Higher-order regularity in local and nonlocal quantum gravity

TL;DR

This paper explores the Newtonian limit of higher-derivative and nonlocal quantum gravity theories, analyzing curvature singularities, the impact of quantum corrections, and the universality of quantum effects on gravitational potential.

Contribution

It provides a detailed analysis of curvature invariants and singularities in higher-derivative gravity, including the effects of quantum corrections and nonlocal modifications.

Findings

Curvature invariants involving derivatives can diverge even if scalars are regular.

Higher-derivative terms can regularize certain curvature-derivative invariants.

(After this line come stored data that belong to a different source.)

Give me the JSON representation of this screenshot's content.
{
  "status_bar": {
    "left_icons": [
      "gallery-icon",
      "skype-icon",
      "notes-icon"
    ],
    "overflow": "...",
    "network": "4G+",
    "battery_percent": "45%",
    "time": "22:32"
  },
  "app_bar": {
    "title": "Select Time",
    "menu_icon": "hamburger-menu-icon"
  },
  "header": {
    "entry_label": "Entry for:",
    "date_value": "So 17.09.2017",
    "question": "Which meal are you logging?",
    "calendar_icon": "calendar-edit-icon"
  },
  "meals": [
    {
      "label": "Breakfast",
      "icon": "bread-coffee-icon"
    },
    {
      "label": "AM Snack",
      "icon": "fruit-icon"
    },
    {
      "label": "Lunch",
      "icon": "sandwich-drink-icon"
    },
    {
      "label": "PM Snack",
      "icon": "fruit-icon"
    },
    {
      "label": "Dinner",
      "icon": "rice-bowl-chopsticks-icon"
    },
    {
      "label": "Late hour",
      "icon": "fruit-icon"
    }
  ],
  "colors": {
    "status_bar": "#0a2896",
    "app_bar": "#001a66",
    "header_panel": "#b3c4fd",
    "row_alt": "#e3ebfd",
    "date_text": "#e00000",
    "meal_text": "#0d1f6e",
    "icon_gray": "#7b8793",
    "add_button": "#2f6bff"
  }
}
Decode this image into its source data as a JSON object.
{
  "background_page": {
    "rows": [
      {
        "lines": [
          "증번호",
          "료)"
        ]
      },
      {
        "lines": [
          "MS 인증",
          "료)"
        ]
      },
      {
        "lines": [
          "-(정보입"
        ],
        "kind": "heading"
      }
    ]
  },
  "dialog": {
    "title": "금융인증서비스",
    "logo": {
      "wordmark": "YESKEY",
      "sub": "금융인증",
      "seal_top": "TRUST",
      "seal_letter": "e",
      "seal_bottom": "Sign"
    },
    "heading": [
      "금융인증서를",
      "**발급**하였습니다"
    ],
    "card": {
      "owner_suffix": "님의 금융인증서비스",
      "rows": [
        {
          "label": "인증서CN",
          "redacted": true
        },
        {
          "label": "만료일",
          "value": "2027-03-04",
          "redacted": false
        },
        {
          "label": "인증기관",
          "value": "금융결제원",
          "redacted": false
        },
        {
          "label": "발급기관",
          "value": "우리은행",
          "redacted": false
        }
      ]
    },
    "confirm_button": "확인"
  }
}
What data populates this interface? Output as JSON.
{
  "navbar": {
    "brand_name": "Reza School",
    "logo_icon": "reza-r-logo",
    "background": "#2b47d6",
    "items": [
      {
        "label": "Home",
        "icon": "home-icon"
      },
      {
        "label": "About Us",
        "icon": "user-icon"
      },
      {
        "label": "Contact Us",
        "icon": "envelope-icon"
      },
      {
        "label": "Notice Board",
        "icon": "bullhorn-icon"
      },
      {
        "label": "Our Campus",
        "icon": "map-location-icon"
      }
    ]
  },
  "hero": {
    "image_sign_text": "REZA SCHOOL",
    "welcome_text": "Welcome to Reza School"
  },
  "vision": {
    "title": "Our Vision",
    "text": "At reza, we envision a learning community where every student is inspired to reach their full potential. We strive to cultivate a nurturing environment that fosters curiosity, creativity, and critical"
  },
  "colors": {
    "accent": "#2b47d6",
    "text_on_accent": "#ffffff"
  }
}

Quantum corrections do not alter the regularity of the Newtonian limit.

Abstract

In the present work we investigate the Newtonian limit of higher-derivative gravity theories with more than four derivatives in the action, including the non-analytic logarithmic terms resulting from one-loop quantum corrections. The first part of the paper deals with the occurrence of curvature singularities of the metric in the classical models. It is shown that in the case of local theories, even though the curvature scalars of the metric are regular, invariants involving derivatives of curvatures can still diverge. Indeed, we prove that if the action contains $2n+6$ derivatives of the metric in both the scalar and the spin-2 sectors, then all the curvature-derivative invariants with at most $2n$ covariant derivatives of the curvatures are regular, while there exist scalars with $2n+2$ derivatives that are singular. The regularity of all these invariants can be achieved in some classes of nonlocal gravity theories. In the second part of the paper, we show that the leading logarithmic quantum corrections do not change the regularity of the Newtonian limit. Finally, we also consider the infrared limit of these solutions and verify the universality of the leading quantum correction to the potential in all the theories investigated in the paper.